Pangan lokal adalah pangan yang diproduksi dan dikembangkan sesuai dengan potensi
sumber daya wilayah dan budaya setempat. Pangan lokal merupakan yang sudah dikenal,
mudah diperoleh, beragam jenisnya, bukan diimpor dan dapat diusahakan untuk
memenuhi kebutuhan sendiri atau dijual. Setiap daerah memiliki keunggulan pangan
lokal yang berbeda sesuai dengan tingkat produksi dan konsumsi. Saat ini pangan lokal
merupakan komoditi yang penting untuk dikembangkan dengan tujuan meningkatkan
mutu dan citranya termasuk hasil olahannya baik produk jadi atau setengah jadi. Hasil
pengembangan tersebut nantinya akan dapat dihasilkan aneka produk olahan pangan
lokal yang berkualitas. Upaya pengembangan juga diharapkan akan meningkatkan
konsumsi pangan lokal yang beragam dan memenuhi gizi (Badan Bimas Ketahanan
Pangan. 2004. Model Pemberdayaan Masyarakat untuk Mewujudkan Ketahanan Pangan.

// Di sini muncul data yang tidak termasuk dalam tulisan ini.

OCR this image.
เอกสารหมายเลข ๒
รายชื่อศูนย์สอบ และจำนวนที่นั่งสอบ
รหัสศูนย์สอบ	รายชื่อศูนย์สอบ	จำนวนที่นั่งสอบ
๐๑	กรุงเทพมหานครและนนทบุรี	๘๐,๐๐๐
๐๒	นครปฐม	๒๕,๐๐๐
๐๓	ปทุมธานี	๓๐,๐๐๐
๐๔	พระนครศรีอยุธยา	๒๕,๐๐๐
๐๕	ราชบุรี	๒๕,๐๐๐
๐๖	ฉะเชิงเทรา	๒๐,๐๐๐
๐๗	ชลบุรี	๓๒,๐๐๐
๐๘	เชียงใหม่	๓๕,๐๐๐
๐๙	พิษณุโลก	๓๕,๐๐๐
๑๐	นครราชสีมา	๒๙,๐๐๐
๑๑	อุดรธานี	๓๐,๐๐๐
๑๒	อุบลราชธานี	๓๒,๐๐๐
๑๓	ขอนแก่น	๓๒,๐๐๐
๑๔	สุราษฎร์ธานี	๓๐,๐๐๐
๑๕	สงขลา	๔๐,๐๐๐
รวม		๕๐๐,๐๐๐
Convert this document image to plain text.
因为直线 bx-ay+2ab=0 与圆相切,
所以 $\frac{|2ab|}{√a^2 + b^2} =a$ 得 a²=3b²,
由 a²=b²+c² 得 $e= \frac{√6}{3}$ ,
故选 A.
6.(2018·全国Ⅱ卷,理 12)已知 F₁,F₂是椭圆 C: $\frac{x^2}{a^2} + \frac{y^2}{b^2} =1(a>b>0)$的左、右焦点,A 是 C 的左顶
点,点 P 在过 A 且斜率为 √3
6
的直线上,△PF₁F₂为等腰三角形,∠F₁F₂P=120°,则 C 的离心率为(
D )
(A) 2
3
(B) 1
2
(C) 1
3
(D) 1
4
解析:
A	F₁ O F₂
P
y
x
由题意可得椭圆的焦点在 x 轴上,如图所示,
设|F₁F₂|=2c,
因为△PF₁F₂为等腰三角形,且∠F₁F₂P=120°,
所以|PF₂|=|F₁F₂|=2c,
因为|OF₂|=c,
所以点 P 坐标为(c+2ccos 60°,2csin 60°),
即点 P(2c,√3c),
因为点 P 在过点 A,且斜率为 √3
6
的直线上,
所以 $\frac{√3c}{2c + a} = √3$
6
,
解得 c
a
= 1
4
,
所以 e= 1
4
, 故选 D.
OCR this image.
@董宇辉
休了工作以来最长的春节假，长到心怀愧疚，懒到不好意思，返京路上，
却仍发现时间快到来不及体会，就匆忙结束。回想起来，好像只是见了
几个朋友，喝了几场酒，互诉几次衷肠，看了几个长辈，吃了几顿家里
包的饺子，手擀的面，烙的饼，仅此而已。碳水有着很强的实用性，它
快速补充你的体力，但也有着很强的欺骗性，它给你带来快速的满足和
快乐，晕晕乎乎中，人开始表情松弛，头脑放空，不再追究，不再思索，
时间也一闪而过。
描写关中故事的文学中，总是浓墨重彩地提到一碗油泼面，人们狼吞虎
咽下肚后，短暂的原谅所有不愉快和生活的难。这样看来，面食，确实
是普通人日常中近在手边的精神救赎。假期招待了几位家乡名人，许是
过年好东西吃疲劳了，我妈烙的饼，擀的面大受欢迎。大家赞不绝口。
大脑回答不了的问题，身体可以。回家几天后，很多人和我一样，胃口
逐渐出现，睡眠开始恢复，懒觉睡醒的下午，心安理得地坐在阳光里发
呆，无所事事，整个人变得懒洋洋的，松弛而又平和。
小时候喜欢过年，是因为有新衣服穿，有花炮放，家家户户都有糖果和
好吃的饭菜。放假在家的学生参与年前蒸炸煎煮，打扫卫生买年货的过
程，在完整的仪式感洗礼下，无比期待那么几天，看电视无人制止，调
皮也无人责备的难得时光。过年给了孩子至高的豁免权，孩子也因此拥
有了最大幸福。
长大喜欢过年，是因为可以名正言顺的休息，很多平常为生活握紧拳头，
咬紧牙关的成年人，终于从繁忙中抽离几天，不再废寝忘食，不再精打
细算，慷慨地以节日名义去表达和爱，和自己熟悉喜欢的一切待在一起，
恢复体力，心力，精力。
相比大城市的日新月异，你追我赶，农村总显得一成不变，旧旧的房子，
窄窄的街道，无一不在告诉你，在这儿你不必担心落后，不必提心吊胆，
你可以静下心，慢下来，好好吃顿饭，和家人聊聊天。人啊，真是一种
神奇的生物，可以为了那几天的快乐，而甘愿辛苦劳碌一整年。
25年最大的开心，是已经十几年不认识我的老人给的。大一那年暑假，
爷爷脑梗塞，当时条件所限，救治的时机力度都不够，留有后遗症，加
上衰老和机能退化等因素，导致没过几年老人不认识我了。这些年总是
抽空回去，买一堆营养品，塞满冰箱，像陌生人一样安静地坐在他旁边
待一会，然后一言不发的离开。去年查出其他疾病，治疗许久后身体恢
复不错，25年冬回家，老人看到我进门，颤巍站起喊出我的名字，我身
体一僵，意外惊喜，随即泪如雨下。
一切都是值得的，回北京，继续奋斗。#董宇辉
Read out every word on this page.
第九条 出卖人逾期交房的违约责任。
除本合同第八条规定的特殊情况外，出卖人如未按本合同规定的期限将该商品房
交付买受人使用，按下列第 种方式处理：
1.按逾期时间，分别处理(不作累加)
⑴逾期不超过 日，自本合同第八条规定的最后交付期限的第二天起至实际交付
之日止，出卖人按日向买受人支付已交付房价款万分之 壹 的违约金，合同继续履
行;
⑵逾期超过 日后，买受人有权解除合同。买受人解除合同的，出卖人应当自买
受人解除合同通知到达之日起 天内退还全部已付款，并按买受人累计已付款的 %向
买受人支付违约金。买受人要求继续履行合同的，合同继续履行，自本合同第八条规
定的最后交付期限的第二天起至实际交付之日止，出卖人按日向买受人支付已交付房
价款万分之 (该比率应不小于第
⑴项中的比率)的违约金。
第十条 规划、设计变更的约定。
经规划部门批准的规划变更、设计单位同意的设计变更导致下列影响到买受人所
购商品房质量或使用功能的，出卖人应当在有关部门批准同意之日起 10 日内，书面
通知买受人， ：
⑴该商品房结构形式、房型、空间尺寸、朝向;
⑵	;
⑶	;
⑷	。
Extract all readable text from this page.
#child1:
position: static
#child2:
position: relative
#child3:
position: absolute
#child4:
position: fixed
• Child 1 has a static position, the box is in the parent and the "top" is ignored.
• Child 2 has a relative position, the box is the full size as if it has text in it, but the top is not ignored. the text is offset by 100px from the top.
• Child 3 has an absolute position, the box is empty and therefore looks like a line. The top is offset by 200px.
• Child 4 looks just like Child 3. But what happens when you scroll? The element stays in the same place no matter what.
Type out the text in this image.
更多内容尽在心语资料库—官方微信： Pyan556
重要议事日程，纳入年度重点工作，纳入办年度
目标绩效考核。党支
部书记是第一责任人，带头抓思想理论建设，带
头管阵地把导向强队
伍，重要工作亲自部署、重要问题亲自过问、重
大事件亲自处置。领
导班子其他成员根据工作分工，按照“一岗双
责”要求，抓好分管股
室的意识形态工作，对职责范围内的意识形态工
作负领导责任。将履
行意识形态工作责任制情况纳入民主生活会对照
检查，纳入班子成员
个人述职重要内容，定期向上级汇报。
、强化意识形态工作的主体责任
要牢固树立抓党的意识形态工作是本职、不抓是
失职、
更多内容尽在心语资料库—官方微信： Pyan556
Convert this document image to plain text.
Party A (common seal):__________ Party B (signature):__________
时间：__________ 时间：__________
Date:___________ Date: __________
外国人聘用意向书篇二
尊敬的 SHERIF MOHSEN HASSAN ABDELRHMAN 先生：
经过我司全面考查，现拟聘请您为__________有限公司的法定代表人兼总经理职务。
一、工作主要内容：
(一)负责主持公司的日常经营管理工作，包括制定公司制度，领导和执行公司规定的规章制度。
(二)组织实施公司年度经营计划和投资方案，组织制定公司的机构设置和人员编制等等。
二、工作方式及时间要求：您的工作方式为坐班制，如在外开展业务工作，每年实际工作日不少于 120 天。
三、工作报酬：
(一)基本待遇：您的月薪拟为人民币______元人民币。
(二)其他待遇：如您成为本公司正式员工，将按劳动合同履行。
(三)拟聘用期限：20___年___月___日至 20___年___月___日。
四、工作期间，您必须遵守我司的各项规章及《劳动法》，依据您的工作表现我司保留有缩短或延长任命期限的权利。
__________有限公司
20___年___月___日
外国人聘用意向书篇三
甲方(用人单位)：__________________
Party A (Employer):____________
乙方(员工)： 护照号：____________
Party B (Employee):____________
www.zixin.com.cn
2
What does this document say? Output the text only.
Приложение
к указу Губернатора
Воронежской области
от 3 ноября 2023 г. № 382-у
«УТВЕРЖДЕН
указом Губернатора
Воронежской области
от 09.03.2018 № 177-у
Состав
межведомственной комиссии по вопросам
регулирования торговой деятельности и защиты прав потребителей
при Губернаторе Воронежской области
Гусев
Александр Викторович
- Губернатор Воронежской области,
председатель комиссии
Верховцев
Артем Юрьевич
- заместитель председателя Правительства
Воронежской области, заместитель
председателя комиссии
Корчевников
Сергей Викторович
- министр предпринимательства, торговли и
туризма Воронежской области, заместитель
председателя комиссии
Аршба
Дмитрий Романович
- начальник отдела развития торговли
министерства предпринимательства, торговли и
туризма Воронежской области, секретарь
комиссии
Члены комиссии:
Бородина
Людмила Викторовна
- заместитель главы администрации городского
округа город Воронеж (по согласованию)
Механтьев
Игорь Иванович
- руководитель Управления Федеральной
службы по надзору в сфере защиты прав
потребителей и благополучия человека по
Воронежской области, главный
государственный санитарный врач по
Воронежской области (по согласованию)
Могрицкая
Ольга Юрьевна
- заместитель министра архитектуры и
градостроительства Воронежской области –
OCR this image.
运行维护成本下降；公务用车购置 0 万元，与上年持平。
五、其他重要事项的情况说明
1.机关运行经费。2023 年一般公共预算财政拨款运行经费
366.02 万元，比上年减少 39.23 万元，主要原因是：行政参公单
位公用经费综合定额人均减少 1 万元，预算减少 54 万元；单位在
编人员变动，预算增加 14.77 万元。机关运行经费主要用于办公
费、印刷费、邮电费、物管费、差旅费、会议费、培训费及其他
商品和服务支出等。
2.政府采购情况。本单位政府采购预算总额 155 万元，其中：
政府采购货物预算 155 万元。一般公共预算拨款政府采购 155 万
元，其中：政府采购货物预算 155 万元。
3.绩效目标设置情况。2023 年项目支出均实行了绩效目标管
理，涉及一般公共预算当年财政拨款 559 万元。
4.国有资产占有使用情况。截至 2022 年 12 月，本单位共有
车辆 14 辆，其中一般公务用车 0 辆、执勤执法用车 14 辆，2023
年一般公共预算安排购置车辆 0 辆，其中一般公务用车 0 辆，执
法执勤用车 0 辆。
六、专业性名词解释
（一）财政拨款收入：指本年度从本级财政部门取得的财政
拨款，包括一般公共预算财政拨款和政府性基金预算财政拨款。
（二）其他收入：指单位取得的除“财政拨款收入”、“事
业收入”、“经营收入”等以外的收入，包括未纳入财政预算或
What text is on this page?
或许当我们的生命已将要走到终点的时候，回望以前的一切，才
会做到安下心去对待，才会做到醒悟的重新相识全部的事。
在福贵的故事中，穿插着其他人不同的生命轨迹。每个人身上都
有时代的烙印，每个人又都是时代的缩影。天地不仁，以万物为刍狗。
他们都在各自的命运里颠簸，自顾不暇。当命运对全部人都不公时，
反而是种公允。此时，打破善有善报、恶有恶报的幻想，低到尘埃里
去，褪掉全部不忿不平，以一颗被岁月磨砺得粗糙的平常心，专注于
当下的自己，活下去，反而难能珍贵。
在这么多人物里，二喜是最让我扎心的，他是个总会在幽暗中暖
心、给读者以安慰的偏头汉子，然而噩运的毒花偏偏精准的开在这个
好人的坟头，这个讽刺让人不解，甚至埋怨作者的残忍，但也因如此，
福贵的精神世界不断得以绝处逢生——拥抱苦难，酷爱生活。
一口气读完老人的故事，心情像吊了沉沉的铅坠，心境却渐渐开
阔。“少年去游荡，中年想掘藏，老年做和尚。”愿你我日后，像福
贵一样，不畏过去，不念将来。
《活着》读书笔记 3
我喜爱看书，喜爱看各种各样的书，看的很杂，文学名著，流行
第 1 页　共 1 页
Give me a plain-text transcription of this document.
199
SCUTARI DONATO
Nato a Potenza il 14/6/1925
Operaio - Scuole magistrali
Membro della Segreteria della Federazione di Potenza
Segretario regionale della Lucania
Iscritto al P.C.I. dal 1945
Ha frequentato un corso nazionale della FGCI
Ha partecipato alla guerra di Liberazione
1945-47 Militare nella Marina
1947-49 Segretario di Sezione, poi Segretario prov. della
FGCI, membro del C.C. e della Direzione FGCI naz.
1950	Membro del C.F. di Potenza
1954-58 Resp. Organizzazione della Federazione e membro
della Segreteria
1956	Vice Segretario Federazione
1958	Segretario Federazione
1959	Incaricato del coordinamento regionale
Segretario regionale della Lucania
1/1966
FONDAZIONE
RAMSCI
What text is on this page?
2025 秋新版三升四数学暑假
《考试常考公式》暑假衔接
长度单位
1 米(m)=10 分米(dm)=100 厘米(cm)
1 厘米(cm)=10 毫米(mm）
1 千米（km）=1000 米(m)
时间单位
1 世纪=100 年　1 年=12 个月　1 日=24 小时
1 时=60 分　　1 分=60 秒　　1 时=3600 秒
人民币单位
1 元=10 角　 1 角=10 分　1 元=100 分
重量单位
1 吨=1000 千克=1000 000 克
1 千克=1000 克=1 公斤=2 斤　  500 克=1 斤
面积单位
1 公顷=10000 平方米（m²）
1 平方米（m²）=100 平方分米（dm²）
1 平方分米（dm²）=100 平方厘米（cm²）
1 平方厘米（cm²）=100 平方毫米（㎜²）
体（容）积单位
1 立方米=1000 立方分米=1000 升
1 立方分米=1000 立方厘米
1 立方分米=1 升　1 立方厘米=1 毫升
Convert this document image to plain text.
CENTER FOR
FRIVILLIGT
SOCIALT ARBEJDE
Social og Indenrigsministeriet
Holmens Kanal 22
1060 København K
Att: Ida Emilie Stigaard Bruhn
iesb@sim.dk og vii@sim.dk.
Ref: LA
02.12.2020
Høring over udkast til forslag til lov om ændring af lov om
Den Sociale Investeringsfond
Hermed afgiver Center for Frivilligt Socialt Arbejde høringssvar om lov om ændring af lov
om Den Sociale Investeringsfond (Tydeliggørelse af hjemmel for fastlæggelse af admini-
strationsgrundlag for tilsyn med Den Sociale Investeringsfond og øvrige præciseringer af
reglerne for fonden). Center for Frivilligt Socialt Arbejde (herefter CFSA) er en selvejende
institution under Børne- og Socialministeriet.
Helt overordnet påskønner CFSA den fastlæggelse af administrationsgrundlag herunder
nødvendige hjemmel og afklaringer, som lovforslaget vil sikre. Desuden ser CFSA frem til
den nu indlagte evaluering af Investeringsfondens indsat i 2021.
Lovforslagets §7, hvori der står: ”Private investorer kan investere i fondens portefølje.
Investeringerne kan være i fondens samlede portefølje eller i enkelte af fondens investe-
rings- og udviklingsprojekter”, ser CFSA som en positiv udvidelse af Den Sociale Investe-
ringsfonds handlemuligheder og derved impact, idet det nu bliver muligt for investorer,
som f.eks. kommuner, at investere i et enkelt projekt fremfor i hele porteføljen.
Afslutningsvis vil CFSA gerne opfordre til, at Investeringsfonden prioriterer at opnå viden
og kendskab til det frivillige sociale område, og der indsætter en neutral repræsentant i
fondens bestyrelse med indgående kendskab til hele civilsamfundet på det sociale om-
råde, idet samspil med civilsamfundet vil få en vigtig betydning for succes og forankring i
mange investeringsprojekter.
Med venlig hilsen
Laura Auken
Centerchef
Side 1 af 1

Jakarta:Departemen Pertanian).

Sejak terjadinya krisi moneter yang menyebabkan meningkatnya jumlah anak


dengan status gizi kurang akibat kurangnya konsumsi pangan, pangan lokal mulai
digalakkan sebagai bahan pangan yang dapat dimanfaatkan untuk mencukupi kebutuhan
gizi. Pangan lokal yang beragam jenisnya dipakai sebagai bahan dasar pembuatan
makanan untuk mengatasi status gizi kurang. Selain itu kandungan gizi dalam pangan
lokal juga dapat digunakan untuk mengatasi beberapa masalah gizi di Indonesia. Namun
demikian, perlu kita pahami bahwa tidak ada satu bahan pangan yang mampu
menyediakan kandungan gizi dalam jumlah dan jenis yang lengkap. Oleh karena itu,
konsumsi pangan perlu beraneka ragam agar dapat saling menutup kekurangan yang ada
dalam bahan makanan (Muchtadi, T.R dan Sugiyono. 1992. Ilmu Pengetahuan Bahan
Pangan. Bogor. PAU Pangan dan Gizi IPB).